Da militância à docência: representatividade negra e lésbica como inspiração
Mas eu, que sou limitada pelo espelho, assim como pela minha cama, vejo questões de cor e gênero. E sento aqui me perguntando, quem vai sobreviver a todas essas libertações.
Audre Lorde (ANUNCIADA, 2015, n.p.).
A trajetória explorada a seguir é a da professora Assata, 33 anos, formada em Magistério desde 2008, e especialista no ensino de Filosofia. Há um ano e quatro meses é funcionária pública, em uma escola de Educação Infantil, na região metropolitana de Porto Alegre.

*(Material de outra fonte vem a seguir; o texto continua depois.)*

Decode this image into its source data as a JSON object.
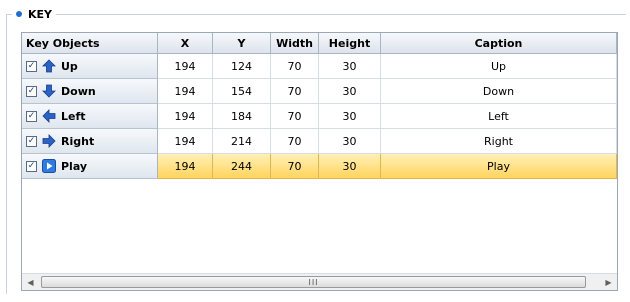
{
  "group": {
    "title": "KEY"
  },
  "grid": {
    "columns": [
      "Key Objects",
      "X",
      "Y",
      "Width",
      "Height",
      "Caption"
    ],
    "rows": [
      {
        "name": "Up",
        "icon": "arrow-up-icon",
        "checked": true,
        "x": "194",
        "y": "124",
        "width": "70",
        "height": "30",
        "caption": "Up",
        "selected": false
      },
      {
        "name": "Down",
        "icon": "arrow-down-icon",
        "checked": true,
        "x": "194",
        "y": "154",
        "width": "70",
        "height": "30",
        "caption": "Down",
        "selected": false
      },
      {
        "name": "Left",
        "icon": "arrow-left-icon",
        "checked": true,
        "x": "194",
        "y": "184",
        "width": "70",
        "height": "30",
        "caption": "Left",
        "selected": false
      },
      {
        "name": "Right",
        "icon": "arrow-right-icon",
        "checked": true,
        "x": "194",
        "y": "214",
        "width": "70",
        "height": "30",
        "caption": "Right",
        "selected": false
      },
      {
        "name": "Play",
        "icon": "play-icon",
        "checked": true,
        "x": "194",
        "y": "244",
        "width": "70",
        "height": "30",
        "caption": "Play",
        "selected": true
      }
    ]
  },
  "scrollbar": {
    "left_arrow": "◀",
    "right_arrow": "▶",
    "grip": "III"
  },
  "colors": {
    "accent": "#1f6fd0",
    "selection": "#ffd45e"
  }
}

Assata falou abertamente e com certa descontração sobre sua trajetória familiar e escolar; entretanto, quando começamos a conversar sobre lesbianidade, ficou visivelmente tensa, embora tenha enfatizado que todas as pessoas no seu ambiente de trabalho e círculo familiar sabiam de sua orientação sexual. O nervosismo tinha um motivo, que ficou evidente no decorrer do seu relato, permeado pela ênfase na aceitação própria.
Embora resida e trabalhe na região metropolitana de Porto Alegre, nasceu no interior do Estado, na região da fronteira e, ao relembrar essa fase de sua vida, destacou que sempre morou na mesma casa, que considera seu ponto de referência, pois “[...] sempre tem para onde voltar” (Assata, entrevista em 2019). Sua família tem histórico ativo de militância no Movimento Negro, mas, segundo ela, trata-se de uma militância “não declarada”. Seu avô materno era oficial do exército e contribuiu muito com a população negra da cidade, que, na sua visão, é muito racista.

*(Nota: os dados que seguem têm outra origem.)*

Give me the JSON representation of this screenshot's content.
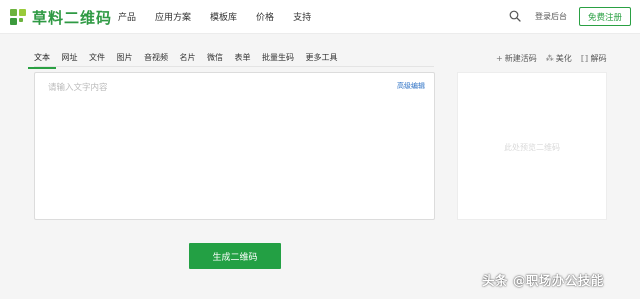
{
  "header": {
    "logo_text": "草料二维码",
    "nav": [
      "产品",
      "应用方案",
      "模板库",
      "价格",
      "支持"
    ],
    "login_label": "登录后台",
    "register_label": "免费注册"
  },
  "tabs": [
    {
      "label": "文本",
      "active": true
    },
    {
      "label": "网址",
      "active": false
    },
    {
      "label": "文件",
      "active": false
    },
    {
      "label": "图片",
      "active": false
    },
    {
      "label": "音视频",
      "active": false
    },
    {
      "label": "名片",
      "active": false
    },
    {
      "label": "微信",
      "active": false
    },
    {
      "label": "表单",
      "active": false
    },
    {
      "label": "批量生码",
      "active": false
    },
    {
      "label": "更多工具",
      "active": false
    }
  ],
  "tools": [
    {
      "icon": "plus-icon",
      "label": "新建活码"
    },
    {
      "icon": "beautify-icon",
      "label": "美化"
    },
    {
      "icon": "decode-icon",
      "label": "解码"
    }
  ],
  "editor": {
    "placeholder": "请输入文字内容",
    "value": "",
    "advanced_label": "高级编辑"
  },
  "preview": {
    "placeholder_text": "此处预览二维码"
  },
  "generate_label": "生成二维码",
  "watermark": "头条 @职场办公技能",
  "colors": {
    "brand_green": "#23a044",
    "link_blue": "#2a6fc4"
  }
}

De acordo com Assata, essa “militância não declarada” iniciou-se pelo seu bisavô, o qual possuía uma visão de mundo diferente, no sentido de lidar com questões consideradas tabus com mais naturalidade. Para exemplificar a visão de mundo diferente, Assata destacou que seu tio foi o primeiro homem a cursar magistério na cidade onde nasceu e que seu bisavô, mesmo sendo do exército, “[...] com todo aquele estereótipo intransigente de militar” (Assata, entrevista em 2019), concordou com a escolha do tio. Além disso, na época em que o divórcio ainda não era permitido pela legislação, seu bisavô encorajou sua filha, que vem a ser avó de Assata, a se divorciar.

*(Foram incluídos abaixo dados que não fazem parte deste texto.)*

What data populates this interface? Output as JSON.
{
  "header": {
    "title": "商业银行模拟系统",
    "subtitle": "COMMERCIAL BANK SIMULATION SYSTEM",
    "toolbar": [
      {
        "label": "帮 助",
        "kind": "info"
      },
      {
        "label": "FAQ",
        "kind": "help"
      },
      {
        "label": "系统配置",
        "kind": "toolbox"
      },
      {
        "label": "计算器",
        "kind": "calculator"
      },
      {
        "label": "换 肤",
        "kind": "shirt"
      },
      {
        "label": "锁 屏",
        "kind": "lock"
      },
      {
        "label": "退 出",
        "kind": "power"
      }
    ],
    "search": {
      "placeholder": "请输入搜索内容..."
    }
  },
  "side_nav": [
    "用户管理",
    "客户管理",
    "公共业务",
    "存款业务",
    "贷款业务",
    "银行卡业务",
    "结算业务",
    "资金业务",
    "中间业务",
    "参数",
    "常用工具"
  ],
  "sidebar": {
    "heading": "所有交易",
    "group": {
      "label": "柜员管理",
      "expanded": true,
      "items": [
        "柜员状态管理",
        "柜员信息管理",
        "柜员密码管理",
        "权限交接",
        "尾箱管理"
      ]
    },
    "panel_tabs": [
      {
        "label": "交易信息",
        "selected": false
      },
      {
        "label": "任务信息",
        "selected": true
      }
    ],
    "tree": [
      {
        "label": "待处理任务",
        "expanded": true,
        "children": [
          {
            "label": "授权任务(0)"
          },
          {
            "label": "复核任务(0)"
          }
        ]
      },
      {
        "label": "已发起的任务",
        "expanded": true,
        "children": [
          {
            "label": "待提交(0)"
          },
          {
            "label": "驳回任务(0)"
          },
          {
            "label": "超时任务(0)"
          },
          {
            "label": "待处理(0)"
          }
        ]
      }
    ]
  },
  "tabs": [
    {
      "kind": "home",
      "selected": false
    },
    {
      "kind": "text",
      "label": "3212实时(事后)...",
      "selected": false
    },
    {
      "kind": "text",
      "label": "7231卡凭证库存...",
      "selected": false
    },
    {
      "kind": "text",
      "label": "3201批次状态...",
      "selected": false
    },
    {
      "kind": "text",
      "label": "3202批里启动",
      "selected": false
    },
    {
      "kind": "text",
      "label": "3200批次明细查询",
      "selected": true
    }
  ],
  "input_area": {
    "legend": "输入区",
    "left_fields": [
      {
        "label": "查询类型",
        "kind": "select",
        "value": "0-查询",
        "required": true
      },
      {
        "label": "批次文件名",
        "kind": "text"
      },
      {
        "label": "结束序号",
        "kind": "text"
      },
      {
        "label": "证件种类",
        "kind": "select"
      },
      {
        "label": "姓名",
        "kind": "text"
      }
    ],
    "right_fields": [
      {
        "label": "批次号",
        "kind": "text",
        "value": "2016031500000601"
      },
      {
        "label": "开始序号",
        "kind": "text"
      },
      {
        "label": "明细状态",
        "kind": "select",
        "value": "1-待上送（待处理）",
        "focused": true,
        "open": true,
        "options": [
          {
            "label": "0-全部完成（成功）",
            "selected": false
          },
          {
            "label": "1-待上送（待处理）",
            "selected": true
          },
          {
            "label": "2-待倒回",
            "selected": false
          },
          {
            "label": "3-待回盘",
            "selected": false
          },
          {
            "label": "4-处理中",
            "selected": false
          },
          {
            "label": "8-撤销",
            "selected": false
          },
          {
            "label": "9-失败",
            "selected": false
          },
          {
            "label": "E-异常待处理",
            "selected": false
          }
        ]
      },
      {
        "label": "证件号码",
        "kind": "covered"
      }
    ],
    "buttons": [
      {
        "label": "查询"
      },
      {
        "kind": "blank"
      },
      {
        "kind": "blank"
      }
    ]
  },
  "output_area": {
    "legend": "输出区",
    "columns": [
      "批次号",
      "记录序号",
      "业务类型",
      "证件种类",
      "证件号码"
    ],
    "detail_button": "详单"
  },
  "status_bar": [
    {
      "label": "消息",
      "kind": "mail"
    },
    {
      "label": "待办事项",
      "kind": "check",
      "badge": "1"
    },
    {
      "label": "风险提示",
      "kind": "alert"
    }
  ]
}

Ao relembrar sua experiência como mulher negra, em uma cidade racista, Assata demonstrou certo conforto ao dizer que, por conta de sua família ter uma posição já consolidada, essa experiência não foi tão difícil quanto a dos familiares que a antecederam. Essa é uma das características marcantes do Movimento Negro, sobretudo nos microespaços. Todos os avanços concernentes à posição das pessoas negras, dentro ou não de forças políticas, como no caso da família de Assata, foram resultados de seu próprio trabalho e de sua mobilização, que se refletem para as futuras gerações, objetivando nutrir a construção de uma sociedade menos hostil para seus descendentes.
Importa aqui evidenciarmos que, de acordo com Sader (1988), o Movimento Negro pode ser compreendido como uma coletividade em que se elaboram identidades, promulgam práticas mediante as quais são constituídos e preservados interesses. É uma esfera em que se expressam vontades, se elaboram e reelaboram subjetividades, em que há reconhecimentos e interações recíprocas, em uma esfera social com um arranjo mutável, coletivo e intercambiável.
Assim, podemos afirmar que, na qualidade de movimento e de sujeito político, articulado ou não, o Movimento Negro consegue produzir um discurso capaz de reorganizar proposições, no passado difundidas como legítimas, como a ilusória superioridade branca. Para além disso, nomeia e ressignifica interesses difusos entre suas partes e por intermédio da sua capacidade articuladora, reconhecendo-se como ente capaz de estabelecer novos significados e atribuir-se importância, como agente produtor de sua própria história.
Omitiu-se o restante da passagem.